CVE-2026-48207
Description
Deserialization of untrusted data in Apache Fory PyFory. PyFory's ReduceSerializer could bypass documented DeserializationPolicy validation hooks during reduce-state restoration and global-name resolution. An application is vulnerable if it deserializes attacker-controlled data using PyFory Python-native mode with strict mode disabled and relies on DeserializationPolicy to restrict unsafe classes, functions, or module attributes.
This issue affects Apache Fory: from before 1.0.0.
Mitigation: Users of Apache Fory are recommended to upgrade to version 1.0.0 or later, which enforces DeserializationPolicy validation for the affected ReduceSerializer paths and thus fixes this issue.
AI Insight
LLM-synthesized narrative grounded in this CVE's description and references.

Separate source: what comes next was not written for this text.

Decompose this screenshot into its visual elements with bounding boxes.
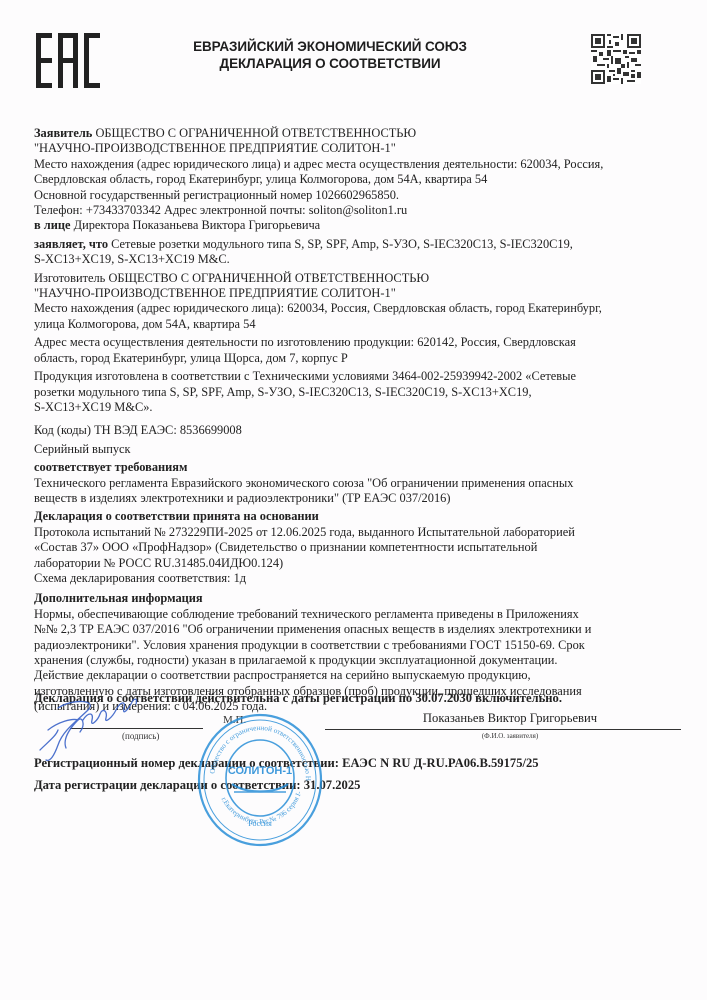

Apache Fory PyFory ReduceSerializer bypasses deserialization policy hooks in Python-native mode with strict mode disabled, allowing untrusted data deserialization.
Vulnerability
Overview CVE-2026-48207 is a critical deserialization vulnerability in Apache Fory's PyFory component. The ReduceSerializer fails to enforce the documented DeserializationPolicy validation hooks during reduce-state restoration and global-name resolution. This allows an attacker to bypass security restrictions that are intended to block unsafe classes, functions, or module attributes during deserialization [1].
Exploitation
Conditions Exploitation requires the application to deserialize attacker-controlled data using PyFory's Python-native mode with strict=False (strict mode disabled). The application must also rely on a custom DeserializationPolicy to restrict unsafe elements. When these conditions are met, the ReduceSerializer does not invoke the policy validation for the specific code paths, allowing an attacker to craft malicious serialized data that can lead to arbitrary class instantiation or function calls [1].
Impact and
Mitigation A successful exploit could lead to arbitrary code execution, data corruption, or other severe impacts depending on the application context. Apache has released version 1.0.0 of PyFory which consistently enforces DeserializationPolicy validation for the affected paths. Users are strongly advised to upgrade to 1.0.0 or later [1]. Additionally, note that a related but separate vulnerability (CVE-2025-61622) in older versions (0.5.0 through 0.12.2) allowed RCE via an unguarded pickle fallback serializer, which was patched in version 0.12.3 [1].
AI Insight generated on May 21, 2026. Synthesized from this CVE's description and the cited reference URLs; citations are validated against the source bundle.
Affected products
1Patches
0No patches discovered yet.
Vulnerability mechanics
AI mechanics synthesis has not run for this CVE yet.
References
2News mentions
0No linked articles in our index yet.